7. Another case has been referred to by the respondent, viz., the case of Nistarini Dasya v. Sarat Chandra Majumdar (1915) 20 C. W. N. 49. I had occasion to refer to that case in a recent judgment, with reluctance to follow it and tried to distinguish it, but that decision has no bearing on the present case. The view which the learned Judges took in that case was that the real plaintiff in the suit was the son and that suit as originally framed was for the benefit of the real plaintiff; and therefore they thought that by the amendment of the plaint by bringing the real plaintiff on the record there was substantially no change in the frame of the suit.
8. On the above considerations I am of opinion that the plaintiff's suit as brought is incompetent and must be dismissed.
9. The order of the lower Appellate Court is also open to criticism on the ground that the Court was not justified in remitting the case to the trial Court after setting aside its decision on one of the points decided by it. The learned Judge should have gone into the questions decided by the first Court under Sections 75 and 77 of the Indian Railways Act. But as in my judgment the suit is defective and must be dismissed, I do not consider this point any further.
10. The result of the foregoing conclusion is that this appeal is allowed, the decree of the lower Appellate Court set aside and that of the Court of first instance restored with costs.
11. It is not necessary to pass any order in second Appeal No. 1016 of 1924.
12. I agree with the judgment my learned brother has just delivered. It appears to me that there are only two points in this case---the first is whether there is an appeal, and the second is whether as a matter of fact, in the circumstances of this case, the application to substitute the Company for the agent filed at such a late stage can legally be allowed.
13. As to the first point, it appears to me to be perfectly clear that whatever else the learned District; Judge might have decided he really intended to decide only one point, namely, the preliminary point; and it is also clear that the learned Munsif in the first Court did only decide the preliminary point; that is to say, he took no evidence of the fact as to whether there was any loss occasioned to the plaintiff. I hold therefore that an appeal does lie, to this Court against the order of the District Judge.
14. As to the second point, the weight of all the authorities is to the effect that substitution cannot, be made at a late stage of the case. I had the plaint and written statement read to me and it appears quite clear that this objection was taken at the very first stage of the case. No attempt was made to rectify the mistake till at the very last stage of the case; and the first Court was right in dismissing the application.

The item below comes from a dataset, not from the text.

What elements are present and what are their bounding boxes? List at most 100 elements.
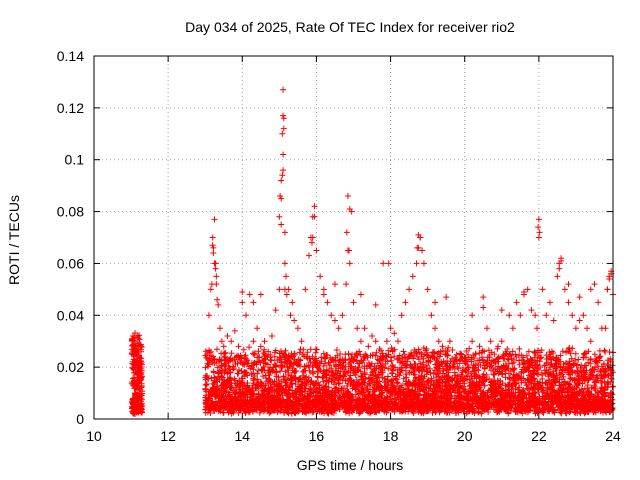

All the authorities except the decision in the case of the Sarasspur . v. B. B. & C. I. Railway Company (1923) I. L. R. 47 Bom 785. are in favour of this view. In the Bombay case, however, permission for substitution was given owing to the special circumstances of the case which do not apply to the present case. I refer to this case because the learned Advocate for the respondent rested on it his whole argument to justify the order of the District Judge. In this view I agree that the appeal must be allowed, the order of the District Judge vacated and that of the Munsif restored with costs of all Courts.
15. It is not necessary to pass any order in S. A. No. 1016 of 1924.